Discovery of New Objects

Several papers demonstrate the use of VO and data mining tools to discover new astronomical objects.

  • Oreiro, R., et al., A&A 530 A2 (2011): A search for new hot subdwarf stars by means of Virtual Observatory tools --- A VO search produces 38 hot subdwarf stellar candidates. An increased number of detections is important to enable statistical studies to elucidate the still unknown origin of these stars. 26 of 30 were confirmed, indicating the high success rate of this technique. An all-sky search is planned.

  • Zolotukhin I.Y. & Chilingarian I.V., A&A 526 A84 (2011): Virtual Observatory based identification of AX J194939+2631 as a new cataclysmic variable --- VO tools enable the discovery of a new cataclysmic variable star, its nature confirmed by multiwavelength data, and spectroscopic followup.

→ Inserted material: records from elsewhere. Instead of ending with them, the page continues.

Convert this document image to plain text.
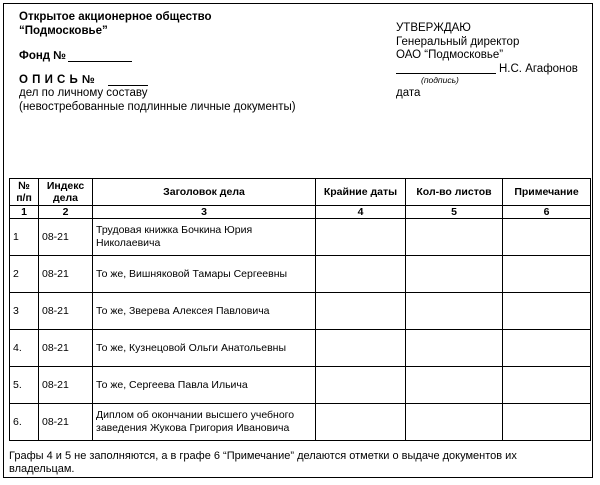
Открытое акционерное общество
“Подмосковье”
Фонд №
О П И С Ь №
дел по личному составу
(невостребованные подлинные личные документы)
УТВЕРЖДАЮ
Генеральный директор
ОАО “Подмосковье”
Н.С. Агафонов
(подпись)
дата
№ п/п	Индекс дела	Заголовок дела	Крайние даты	Кол-во листов	Примечание
1	2	3	4	5	6
1	08-21	Трудовая книжка Бочкина Юрия Николаевича			
2	08-21	То же, Вишняковой Тамары Сергеевны			
3	08-21	То же, Зверева Алексея Павловича			
4.	08-21	То же, Кузнецовой Ольги Анатольевны			
5.	08-21	То же, Сергеева Павла Ильича			
6.	08-21	Диплом об окончании высшего учебного заведения Жукова Григория Ивановича			
Графы 4 и 5 не заполняются, а в графе 6 “Примечание” делаются отметки о выдаче документов их владельцам.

  • Jiménez-Esteban F.M., Caballero J.A. & Solano E., A&A 525 A29 (2011): Identification of blue high proper motion objects in the Tycho-2 and 2MASS catalogues using Virtual Observatory tools --- 'Cross-matching the all-sky Tycho-2 and 2MASS catalogues, and assembling multi-wavelength photometry, using the VO tools Aladin and VOSA, respectively, results in the discovery of 5 new blue high proper motion objects, one of which is confirmed as a hot subdwarf star using the far-UV FUSE satellite.'

  • Chilingarian I.V. & Bergond G., MNRAS 405 L11 (2010): SDSSJ150634.27+013331.6: the second compact elliptical galaxy in the NGC5846 group --- VO workflows enabled the discovery of the fifth compact elliptical for which resolved stellar populations and stellar kinematics can be obtained.

  • Eatough R.P., et al., A&A 407 2443 (2009): Selection of radio pulsar candidates using artificial neural networks --- The use of automated selection, replacing selection of candidates by human experts that is impractical due to the large amount of data, results in the discovery of a previously unidentified pulsar.

  • Chilingarian I.V. & Mamon G.A., MNRAS 385 83 (2008): SDSSJ124155.33+114003.7 -- a Missing Link Between Compact Elliptical and Ultracompact Dwarf Galaxies --- The object lies in between the compact elliptical and ultracompact dwarf sequences, and a description is enabled using VO tools, which suggests tidal stripping.

  • Padovani P, et al., A&A 424 545 (2004): Discovery of optically faint obscured quasars with Virtual Observatory tools --- Use of VO tools combining X-ray and optical data more than triples the number of optically obscured quasars discovered in the GOODS fields from 9 to 31, and suggests the surface density of such quasars on the sky has been underestimated.

Improved processing

Many techniques make improvements in the quality of processing or the time needed to achieve useful results, with often broad potential applicability to many different studies. This applicability is algorithmic, rather than simply the creation of new software (which is beyond the scope of this section).

  • Grassi T., et al., arXiv/1103.0509: MaNN: Multiple Artificial Neural Networks for modelling the Interstellar Medium --- ANNs are able to speed up codes modeling the interstellar medium, by reproducing the details of interstellar gas evolution, and could replace real-time calculation of chemical evolution in hydrodynamical codes.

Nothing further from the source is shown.